The method by which the Bushmen draw is described in the following extract from a letter written to me by Dr. Mann, the well-know authority on South African matters of science. The boy to whom he refers belonged to a wild tribe living in caves in the Drakenberg, who plundered outlying farms, and were pursued by the neighboring colonists. He was wounded and captured, then sent to hospital, and subsequently taken into service. He was under Dr. Mann's observation in the year 1860, and has recently died, to the great regret of his employer, Mr. Proudfoot, to whom he became a valuable servant.

Dr. Mann writes as follows: "This lad was very skillful in the proverbial Bushman art of drawing animal figures, and upon several occasions I induced him to show me how this was managed among his people. He invariably began by jotting down, upon paper or on a slate, a number of isolated dots which presented no connection or trace of outline of any kind to the uninitiated eye, but looked like the stars scattered promiscuously in the sky. Having with much deliberation satisfied himself of the sufficiency of these dots, he forthwith began to run a free bold line from one to the other, and as he did so the form of an animal—horse, buffalo, elephant, or some kind of antelope—gradually developed itself. This was invariably done with a free hand, and with such unerring accuracy of touch that no correction of a line was at any time attempted. I understood from this lad that this was the plan which was invariably pursued by his kindred in making their clever pictures." It is impossible, I think, for a drawing to be made on this method unless the artist had a clear image in his mind's eye of what he was about to draw.

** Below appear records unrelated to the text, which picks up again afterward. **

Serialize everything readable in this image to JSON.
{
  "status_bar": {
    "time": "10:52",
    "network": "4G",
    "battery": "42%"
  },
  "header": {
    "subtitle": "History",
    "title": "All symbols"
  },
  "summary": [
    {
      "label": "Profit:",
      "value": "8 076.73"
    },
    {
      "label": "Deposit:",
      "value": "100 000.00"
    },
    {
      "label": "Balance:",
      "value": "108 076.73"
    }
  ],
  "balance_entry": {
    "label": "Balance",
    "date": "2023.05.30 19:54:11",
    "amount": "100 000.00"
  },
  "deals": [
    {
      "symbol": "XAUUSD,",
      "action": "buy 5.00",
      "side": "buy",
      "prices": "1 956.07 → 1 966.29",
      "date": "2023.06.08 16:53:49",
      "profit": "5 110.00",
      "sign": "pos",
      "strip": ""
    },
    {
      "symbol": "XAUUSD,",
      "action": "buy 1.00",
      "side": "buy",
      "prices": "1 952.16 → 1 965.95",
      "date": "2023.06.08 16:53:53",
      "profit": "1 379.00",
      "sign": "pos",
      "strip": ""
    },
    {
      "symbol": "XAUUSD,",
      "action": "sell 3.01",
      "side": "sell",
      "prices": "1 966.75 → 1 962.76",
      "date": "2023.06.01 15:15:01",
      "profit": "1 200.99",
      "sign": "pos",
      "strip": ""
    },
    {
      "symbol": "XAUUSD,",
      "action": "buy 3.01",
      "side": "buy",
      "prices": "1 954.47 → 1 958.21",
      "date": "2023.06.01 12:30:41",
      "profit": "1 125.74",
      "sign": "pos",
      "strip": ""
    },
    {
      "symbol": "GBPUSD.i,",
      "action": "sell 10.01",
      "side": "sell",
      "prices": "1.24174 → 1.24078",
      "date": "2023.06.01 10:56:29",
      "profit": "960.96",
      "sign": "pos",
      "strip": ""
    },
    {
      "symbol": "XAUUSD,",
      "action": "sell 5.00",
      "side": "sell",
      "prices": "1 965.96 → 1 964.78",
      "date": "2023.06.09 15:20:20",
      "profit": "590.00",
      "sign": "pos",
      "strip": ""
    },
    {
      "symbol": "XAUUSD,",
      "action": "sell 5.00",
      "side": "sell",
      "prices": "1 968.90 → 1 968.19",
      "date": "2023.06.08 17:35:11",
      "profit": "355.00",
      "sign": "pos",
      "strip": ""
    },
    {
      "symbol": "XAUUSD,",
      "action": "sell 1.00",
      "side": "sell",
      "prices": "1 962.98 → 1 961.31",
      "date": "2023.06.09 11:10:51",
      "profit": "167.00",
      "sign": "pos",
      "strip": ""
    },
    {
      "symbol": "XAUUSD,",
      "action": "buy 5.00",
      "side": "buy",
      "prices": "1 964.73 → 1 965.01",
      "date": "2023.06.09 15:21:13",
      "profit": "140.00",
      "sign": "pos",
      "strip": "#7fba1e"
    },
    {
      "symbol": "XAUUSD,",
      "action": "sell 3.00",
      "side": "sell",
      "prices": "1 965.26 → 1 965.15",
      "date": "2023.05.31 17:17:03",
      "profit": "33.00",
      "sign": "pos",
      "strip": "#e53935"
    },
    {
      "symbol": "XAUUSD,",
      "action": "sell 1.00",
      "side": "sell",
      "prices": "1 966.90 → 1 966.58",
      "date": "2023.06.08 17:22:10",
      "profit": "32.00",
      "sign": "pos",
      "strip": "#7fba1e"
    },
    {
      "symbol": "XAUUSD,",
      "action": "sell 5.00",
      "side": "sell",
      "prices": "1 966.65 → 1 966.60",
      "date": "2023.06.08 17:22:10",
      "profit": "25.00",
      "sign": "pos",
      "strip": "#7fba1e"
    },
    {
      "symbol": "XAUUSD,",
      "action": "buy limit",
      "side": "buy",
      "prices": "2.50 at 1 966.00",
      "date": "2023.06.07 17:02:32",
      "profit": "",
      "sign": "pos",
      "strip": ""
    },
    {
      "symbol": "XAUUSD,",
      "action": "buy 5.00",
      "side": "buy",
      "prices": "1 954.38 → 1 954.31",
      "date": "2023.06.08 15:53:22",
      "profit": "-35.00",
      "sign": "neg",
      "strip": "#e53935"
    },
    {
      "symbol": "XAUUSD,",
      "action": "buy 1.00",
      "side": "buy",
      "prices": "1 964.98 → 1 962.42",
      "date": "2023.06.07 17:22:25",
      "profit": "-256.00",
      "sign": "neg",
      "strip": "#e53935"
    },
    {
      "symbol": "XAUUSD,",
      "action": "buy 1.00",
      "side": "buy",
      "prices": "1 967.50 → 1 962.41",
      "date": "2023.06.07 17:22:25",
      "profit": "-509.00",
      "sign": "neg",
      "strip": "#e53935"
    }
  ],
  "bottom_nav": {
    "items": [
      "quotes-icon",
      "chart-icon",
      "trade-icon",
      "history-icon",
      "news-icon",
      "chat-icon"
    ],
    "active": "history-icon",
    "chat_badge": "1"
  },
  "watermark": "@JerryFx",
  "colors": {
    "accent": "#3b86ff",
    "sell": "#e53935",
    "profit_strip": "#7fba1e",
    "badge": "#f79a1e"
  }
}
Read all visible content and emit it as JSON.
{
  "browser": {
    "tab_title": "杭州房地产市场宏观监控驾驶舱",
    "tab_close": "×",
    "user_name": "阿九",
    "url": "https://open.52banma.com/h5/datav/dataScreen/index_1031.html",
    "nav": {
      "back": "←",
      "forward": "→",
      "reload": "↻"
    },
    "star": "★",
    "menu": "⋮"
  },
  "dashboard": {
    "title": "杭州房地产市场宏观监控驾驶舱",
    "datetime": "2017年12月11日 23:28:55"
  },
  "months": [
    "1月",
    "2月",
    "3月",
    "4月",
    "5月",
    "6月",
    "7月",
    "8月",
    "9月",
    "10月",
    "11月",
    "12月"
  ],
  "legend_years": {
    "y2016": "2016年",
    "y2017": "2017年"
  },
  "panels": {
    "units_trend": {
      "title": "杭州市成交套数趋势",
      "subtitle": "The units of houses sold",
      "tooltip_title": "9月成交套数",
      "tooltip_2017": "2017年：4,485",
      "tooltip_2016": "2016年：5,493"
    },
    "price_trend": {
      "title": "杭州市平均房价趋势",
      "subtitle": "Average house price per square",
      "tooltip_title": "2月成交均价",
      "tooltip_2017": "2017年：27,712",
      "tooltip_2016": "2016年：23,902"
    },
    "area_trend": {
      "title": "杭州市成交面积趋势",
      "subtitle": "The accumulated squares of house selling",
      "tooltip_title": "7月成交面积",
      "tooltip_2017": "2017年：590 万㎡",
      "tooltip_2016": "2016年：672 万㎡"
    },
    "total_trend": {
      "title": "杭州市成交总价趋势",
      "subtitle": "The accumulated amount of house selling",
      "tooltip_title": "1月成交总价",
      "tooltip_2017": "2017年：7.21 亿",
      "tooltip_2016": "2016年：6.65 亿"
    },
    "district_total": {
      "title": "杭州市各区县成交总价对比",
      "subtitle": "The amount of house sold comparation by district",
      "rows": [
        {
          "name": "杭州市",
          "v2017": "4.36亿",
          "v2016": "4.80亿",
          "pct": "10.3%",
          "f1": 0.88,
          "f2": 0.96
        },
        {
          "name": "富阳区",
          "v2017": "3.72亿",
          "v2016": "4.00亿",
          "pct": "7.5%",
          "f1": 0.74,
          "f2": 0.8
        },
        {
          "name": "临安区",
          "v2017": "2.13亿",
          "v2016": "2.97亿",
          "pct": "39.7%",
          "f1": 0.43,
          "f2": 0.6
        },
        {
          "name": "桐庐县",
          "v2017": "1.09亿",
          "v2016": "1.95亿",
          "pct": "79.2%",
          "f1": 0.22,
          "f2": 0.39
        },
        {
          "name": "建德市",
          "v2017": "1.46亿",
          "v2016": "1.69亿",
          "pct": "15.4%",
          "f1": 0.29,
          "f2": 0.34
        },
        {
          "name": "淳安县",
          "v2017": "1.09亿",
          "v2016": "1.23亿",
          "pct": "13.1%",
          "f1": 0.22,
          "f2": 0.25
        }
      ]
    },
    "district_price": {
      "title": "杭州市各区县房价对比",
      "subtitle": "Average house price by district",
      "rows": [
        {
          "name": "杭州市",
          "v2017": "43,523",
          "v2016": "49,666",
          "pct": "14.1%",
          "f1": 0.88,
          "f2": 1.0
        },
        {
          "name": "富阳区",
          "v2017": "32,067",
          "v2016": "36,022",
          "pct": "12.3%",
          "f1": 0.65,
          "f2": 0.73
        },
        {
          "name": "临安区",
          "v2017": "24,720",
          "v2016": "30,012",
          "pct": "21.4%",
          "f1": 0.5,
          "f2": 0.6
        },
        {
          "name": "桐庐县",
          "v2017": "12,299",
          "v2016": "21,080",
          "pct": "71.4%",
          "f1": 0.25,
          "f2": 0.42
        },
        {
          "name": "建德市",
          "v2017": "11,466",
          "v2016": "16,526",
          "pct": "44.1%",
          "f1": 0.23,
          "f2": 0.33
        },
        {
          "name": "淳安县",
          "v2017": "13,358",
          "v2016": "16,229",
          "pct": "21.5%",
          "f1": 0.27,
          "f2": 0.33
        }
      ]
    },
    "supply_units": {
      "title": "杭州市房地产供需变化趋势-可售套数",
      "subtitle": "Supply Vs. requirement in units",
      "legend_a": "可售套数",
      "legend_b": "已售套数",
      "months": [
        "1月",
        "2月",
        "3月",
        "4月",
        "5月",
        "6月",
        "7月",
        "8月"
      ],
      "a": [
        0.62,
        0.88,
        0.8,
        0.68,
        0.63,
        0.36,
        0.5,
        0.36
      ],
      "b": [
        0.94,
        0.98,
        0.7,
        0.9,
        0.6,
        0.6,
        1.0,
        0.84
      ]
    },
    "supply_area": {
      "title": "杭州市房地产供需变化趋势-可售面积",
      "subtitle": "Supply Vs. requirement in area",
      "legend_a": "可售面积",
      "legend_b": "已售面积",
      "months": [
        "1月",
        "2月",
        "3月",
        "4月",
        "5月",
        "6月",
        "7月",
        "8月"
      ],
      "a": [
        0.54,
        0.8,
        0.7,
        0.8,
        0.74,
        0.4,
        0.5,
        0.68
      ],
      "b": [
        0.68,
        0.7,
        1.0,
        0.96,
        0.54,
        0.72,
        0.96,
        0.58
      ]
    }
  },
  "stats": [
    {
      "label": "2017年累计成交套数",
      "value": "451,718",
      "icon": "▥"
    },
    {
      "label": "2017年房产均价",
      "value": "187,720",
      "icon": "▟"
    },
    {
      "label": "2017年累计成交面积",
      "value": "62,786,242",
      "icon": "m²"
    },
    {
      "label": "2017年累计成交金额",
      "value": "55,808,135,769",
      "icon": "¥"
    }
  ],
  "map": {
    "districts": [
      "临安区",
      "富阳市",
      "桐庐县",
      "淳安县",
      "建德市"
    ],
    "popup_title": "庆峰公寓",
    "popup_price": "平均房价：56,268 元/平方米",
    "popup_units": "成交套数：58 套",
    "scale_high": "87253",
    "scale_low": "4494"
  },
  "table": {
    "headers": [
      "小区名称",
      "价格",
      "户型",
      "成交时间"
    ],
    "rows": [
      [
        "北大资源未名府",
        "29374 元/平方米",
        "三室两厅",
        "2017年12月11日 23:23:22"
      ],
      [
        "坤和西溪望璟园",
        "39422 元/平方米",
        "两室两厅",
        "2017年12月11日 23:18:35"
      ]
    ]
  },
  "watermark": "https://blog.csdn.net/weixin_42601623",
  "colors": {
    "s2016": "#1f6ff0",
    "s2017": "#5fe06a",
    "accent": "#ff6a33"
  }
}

Other living races have the gift of drawing, but none more so than the Esquimau. I will therefore speak of these, and not of the Australian and Tasmanian pictures, nor of the still ruder performances of the old inhabitants of Guiana, nor of those of some North American tribes, as the Iroquois. The Esquimaux are geographers by instinct, and appear to see vast tracts of country mapped out in their heads. From the multitude of illustrations of their map-drawing powers, I will select one from those included in the journals of Captain Hall, at p, 224, which were published last year by the United States Government under the editorship of Professor J. E. Nourse. It is the f ac-simile of a chart drawn by an Esquimau who was a thorough barbarian in the accepted sense of the word. That is to say, he spoke no language besides his own uncouth tongue, he was wholly uneducated according to our modern ideas, and he lived in what we should call a savage fashion. This man drew from memory a chart of the region over which he had at one time or another gone in his canoe. It extended from Pond's Bay, in lat. 73°, to Fort Churchill, in lat. 58° 44', over a distance in a straight line of more than 960 nautical, or 1,100 English, miles, the coast being so indented by arms of the sea that its length is six times as great. On comparing this rough Esquimau outline with the Admiralty chart of 1870, their accordance is remarkable. I have seen many route maps made by travelers in past years, when the scientific exploration of the world was much less advanced than it is now, and I can confidently say that I have never known of any traveler, white, brown, or black, civilized or uncivilized, in Africa, Asia, or Australia, who, being unprovided with surveying instruments, and trusting to his memory alone, has produced a chart comparable in extent and accuracy to that of this barbarous Esquimau. Their powers of accurate drawing are abundantly testified by the numerous illustrations in Rink's work, all of which were made by self-taught men, and are thoroughly realistic.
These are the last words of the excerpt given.